Ein Mann fährt einer Greisin nach den Klängen von Beethovens Fünfter Symphonie mit den Fingern durch die schütteren Haare. Mit der Intensität der Musik verstärken sich die Bewegungen, und die entspannte Mine weicht einem überraschten Blick der Alten, die sich bald wieder genüsslich dem Geschehen überlässt. Die Video-Performance „Beethoven-Mama“ des japanischen Künstlers Tatsumi Orimoto mit seiner Mutter Odai am 20. Oktober 2012 in Kawasaki-City lässt sich etwa so zusammenfassen.
Nach dem Tod des Vaters sorgt Orimoto für seine damals schon depressive und schwerhörige Mutter und bezieht sie seit 1996 regelmäßig in seine künstlerischen Arbeiten ein. Dabei verstärkt er die absurden und grotesken Seiten der Demenz, unter der seine 1920 geborene Mutter zunehmend leidet, und macht sie einem weltweiten Publikum mit Plakaten, Fotos, Ausstellungen, Performances und auf Zeichnungen bekannt.

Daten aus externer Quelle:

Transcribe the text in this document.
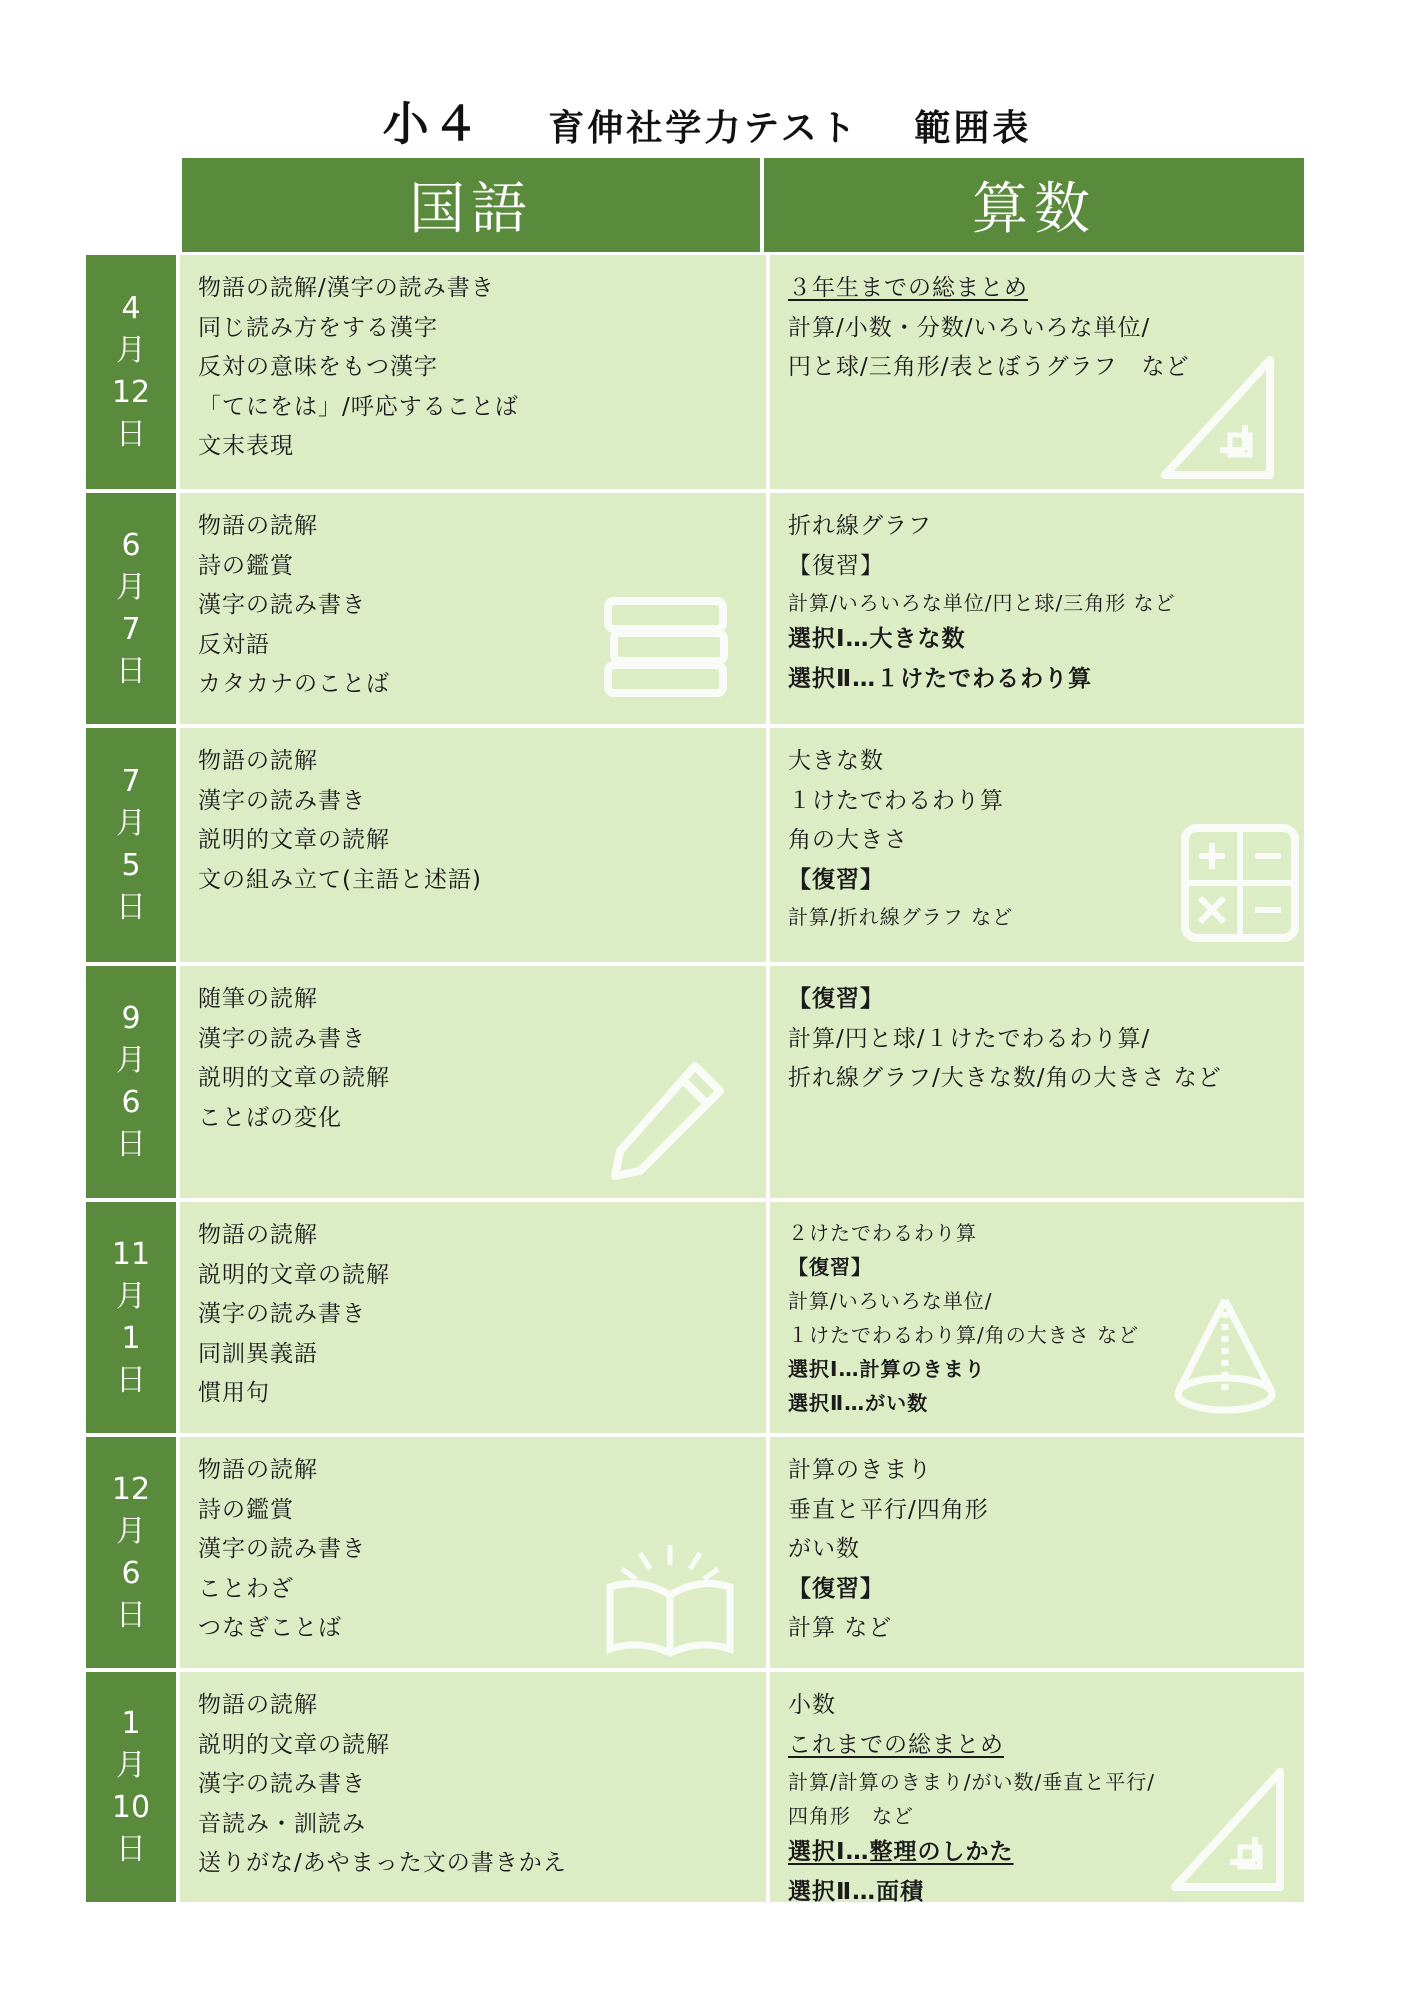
小４ 育伸社学力テスト 範囲表
国語	算数
4
月
12
日
物語の読解/漢字の読み書き
同じ読み方をする漢字
反対の意味をもつ漢字
「てにをは」/呼応することば
文末表現
３年生までの総まとめ
計算/小数・分数/いろいろな単位/
円と球/三角形/表とぼうグラフ　など
6
月
7
日
物語の読解
詩の鑑賞
漢字の読み書き
反対語
カタカナのことば
折れ線グラフ
【復習】
計算/いろいろな単位/円と球/三角形 など
選択Ⅰ…大きな数
選択Ⅱ…１けたでわるわり算
7
月
5
日
物語の読解
漢字の読み書き
説明的文章の読解
文の組み立て(主語と述語)
大きな数
１けたでわるわり算
角の大きさ
【復習】
計算/折れ線グラフ など
9
月
6
日
随筆の読解
漢字の読み書き
説明的文章の読解
ことばの変化
【復習】
計算/円と球/１けたでわるわり算/
折れ線グラフ/大きな数/角の大きさ など
11
月
1
日
物語の読解
説明的文章の読解
漢字の読み書き
同訓異義語
慣用句
２けたでわるわり算
【復習】
計算/いろいろな単位/
１けたでわるわり算/角の大きさ など
選択Ⅰ…計算のきまり
選択Ⅱ…がい数
12
月
6
日
物語の読解
詩の鑑賞
漢字の読み書き
ことわざ
つなぎことば
計算のきまり
垂直と平行/四角形
がい数
【復習】
計算 など
1
月
10
日
物語の読解
説明的文章の読解
漢字の読み書き
音読み・訓読み
送りがな/あやまった文の書きかえ
小数
これまでの総まとめ
計算/計算のきまり/がい数/垂直と平行/
四角形　など
選択Ⅰ…整理のしかた
選択Ⅱ…面積
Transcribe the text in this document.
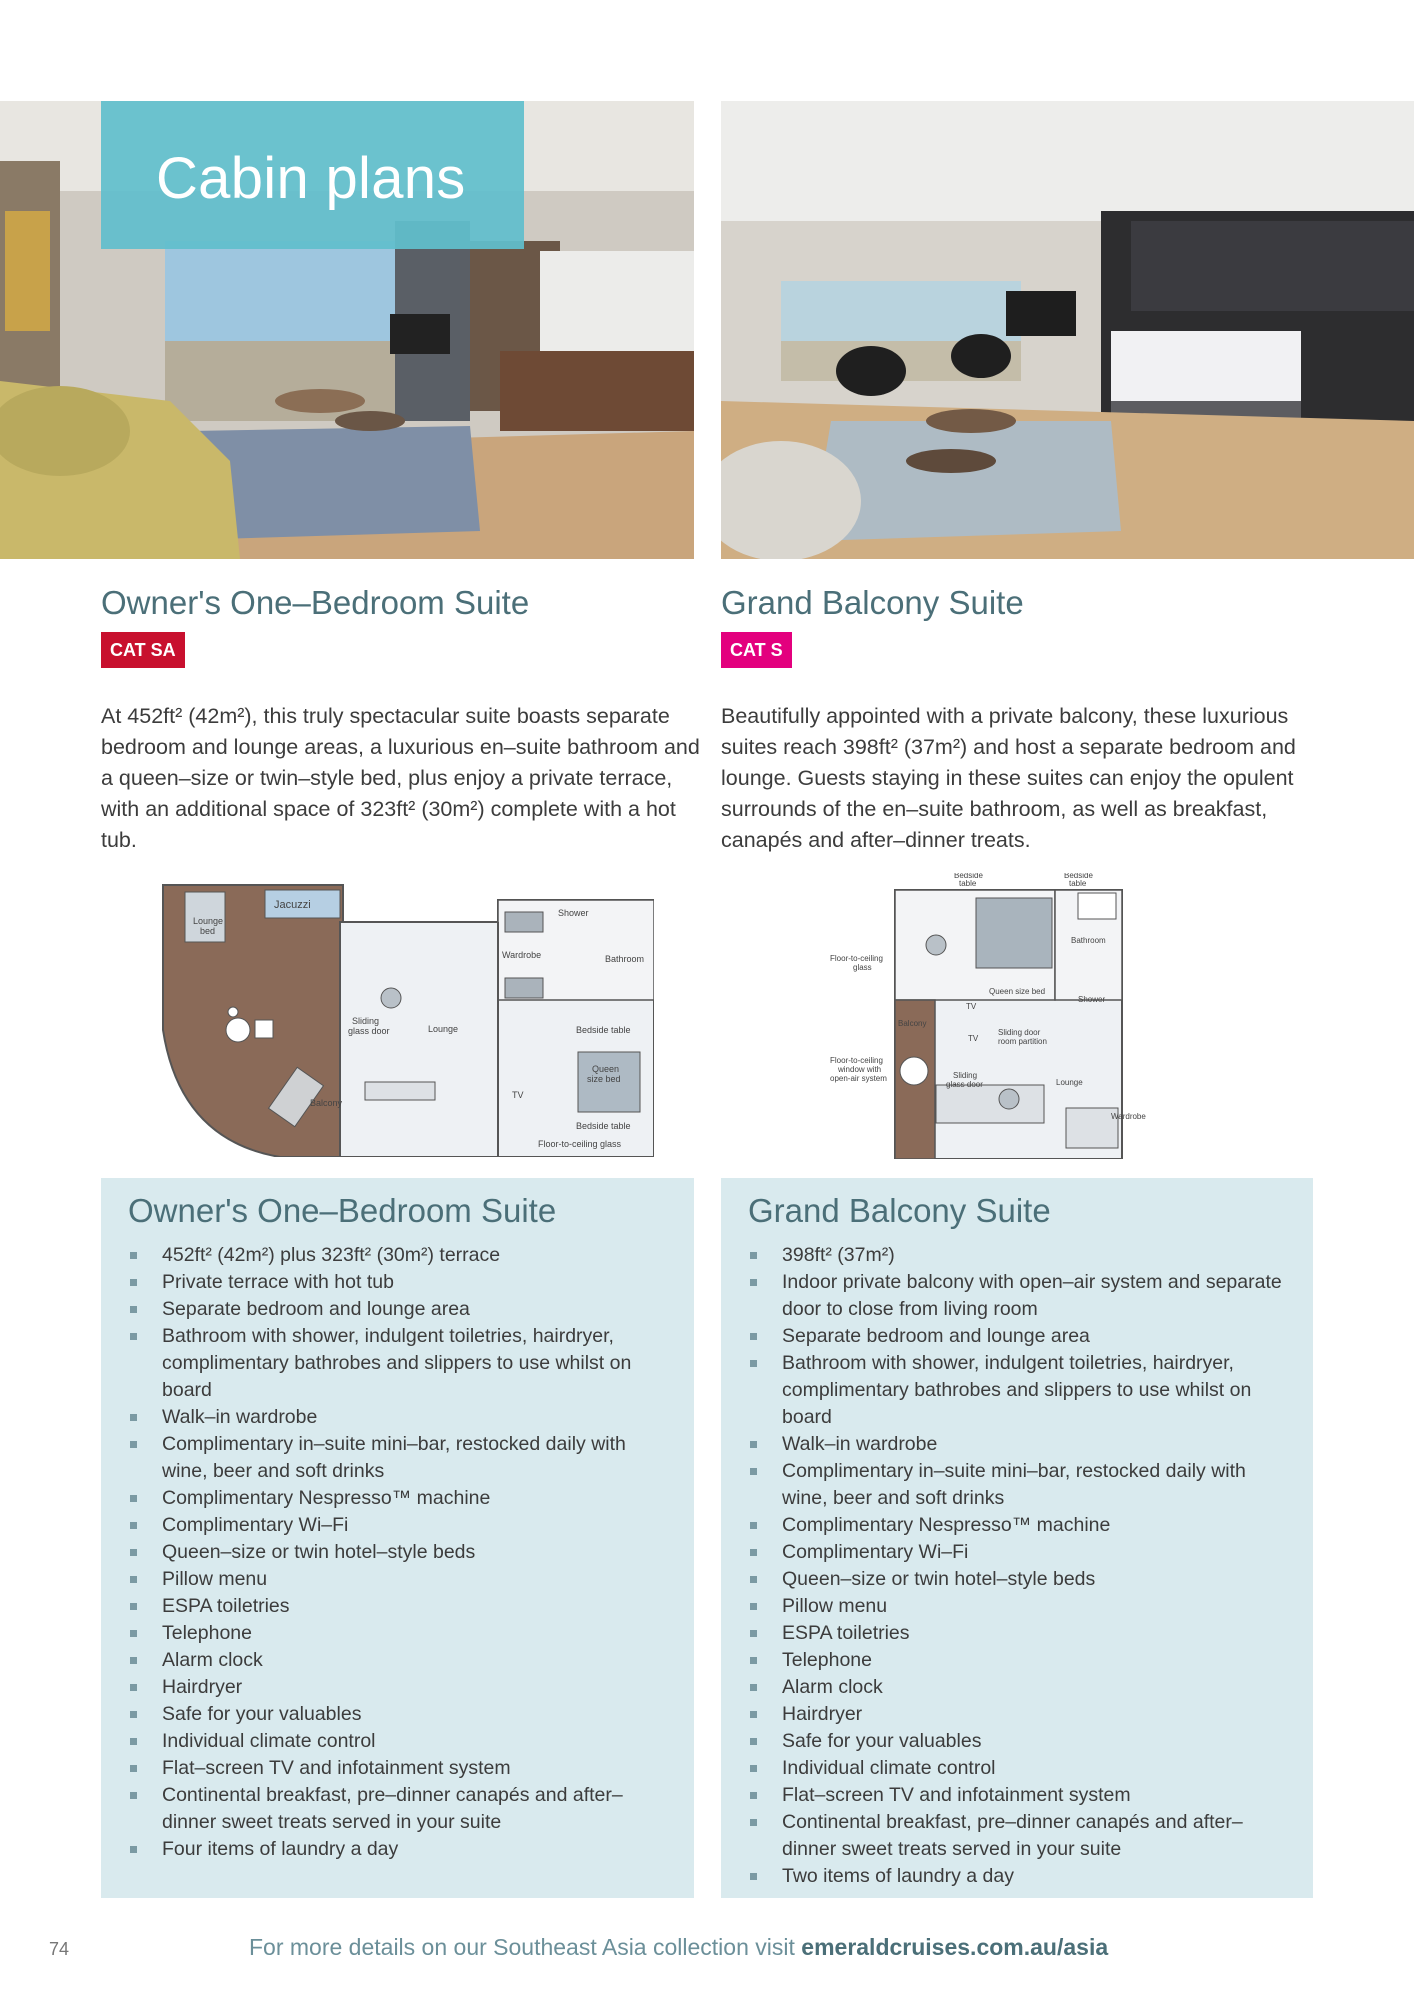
Cabin plans
Owner's One–Bedroom Suite
CAT SA

At 452ft² (42m²), this truly spectacular suite boasts separate bedroom and lounge areas, a luxurious en–suite bathroom and a queen–size or twin–style bed, plus enjoy a private terrace, with an additional space of 323ft² (30m²) complete with a hot tub.

Grand Balcony Suite
CAT S

Beautifully appointed with a private balcony, these luxurious suites reach 398ft² (37m²) and host a separate bedroom and lounge. Guests staying in these suites can enjoy the opulent surrounds of the en–suite bathroom, as well as breakfast, canapés and after–dinner treats.

Lounge
bed
Jacuzzi
Shower
Wardrobe	Bathroom
Sliding
glass door	Lounge	Bedside table
Queen
size bed
TV
Bedside table
Balcony
Floor-to-ceiling glass
Bedside
table
Bedside
table
Floor-to-ceiling
glass
Bathroom
Queen size bed
Shower
TV
Balcony
TV
Sliding door
room partition
Floor-to-ceiling
window with
open-air system	Sliding
glass door	Lounge
Wardrobe
Owner's One–Bedroom Suite
452ft² (42m²) plus 323ft² (30m²) terrace
Private terrace with hot tub
Separate bedroom and lounge area
Bathroom with shower, indulgent toiletries, hairdryer, complimentary bathrobes and slippers to use whilst on board
Walk–in wardrobe
Complimentary in–suite mini–bar, restocked daily with wine, beer and soft drinks
Complimentary Nespresso™ machine
Complimentary Wi–Fi
Queen–size or twin hotel–style beds
Pillow menu
ESPA toiletries
Telephone
Alarm clock
Hairdryer
Safe for your valuables
Individual climate control
Flat–screen TV and infotainment system
Continental breakfast, pre–dinner canapés and after–dinner sweet treats served in your suite
Four items of laundry a day
Grand Balcony Suite
398ft² (37m²)
Indoor private balcony with open–air system and separate door to close from living room
Separate bedroom and lounge area
Bathroom with shower, indulgent toiletries, hairdryer, complimentary bathrobes and slippers to use whilst on board
Walk–in wardrobe
Complimentary in–suite mini–bar, restocked daily with wine, beer and soft drinks
Complimentary Nespresso™ machine
Complimentary Wi–Fi
Queen–size or twin hotel–style beds
Pillow menu
ESPA toiletries
Telephone
Alarm clock
Hairdryer
Safe for your valuables
Individual climate control
Flat–screen TV and infotainment system
Continental breakfast, pre–dinner canapés and after–dinner sweet treats served in your suite
Two items of laundry a day
74	For more details on our Southeast Asia collection visit emeraldcruises.com.au/asia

Seine neueste Arbeit kombiniert den zum Klischee geworden Wahnsinn Beethovens mit den therapeutischen Effekten einer Kopfmassage. Performances wie diese verdanken sich keinem spontanen künstlerischen Einfall, sondern entwickeln sich aus der täglichen Zuwendung und den Bedürfnissen beider. Als Künstler, der seine weltweiten Aktionen seit Jahrzehnten mit dem Begriff „Communication Art“ bezeichnet, muss Orimoto Reisen und Ausstellungstätigkeiten auf das Notwendigste beschränken, da die Pflege seiner Mutter seine Anwesenheit verlangt. Gehörlosigkeit in Kombination mit Gedächtnisverlust durch die Alzheimererkrankung lassen ihn vor Ort nach Mitteln und Wegen suchen, die immer dickere Mauer der Vereinsamung teils mit drastischen Methoden zu durchbrechen.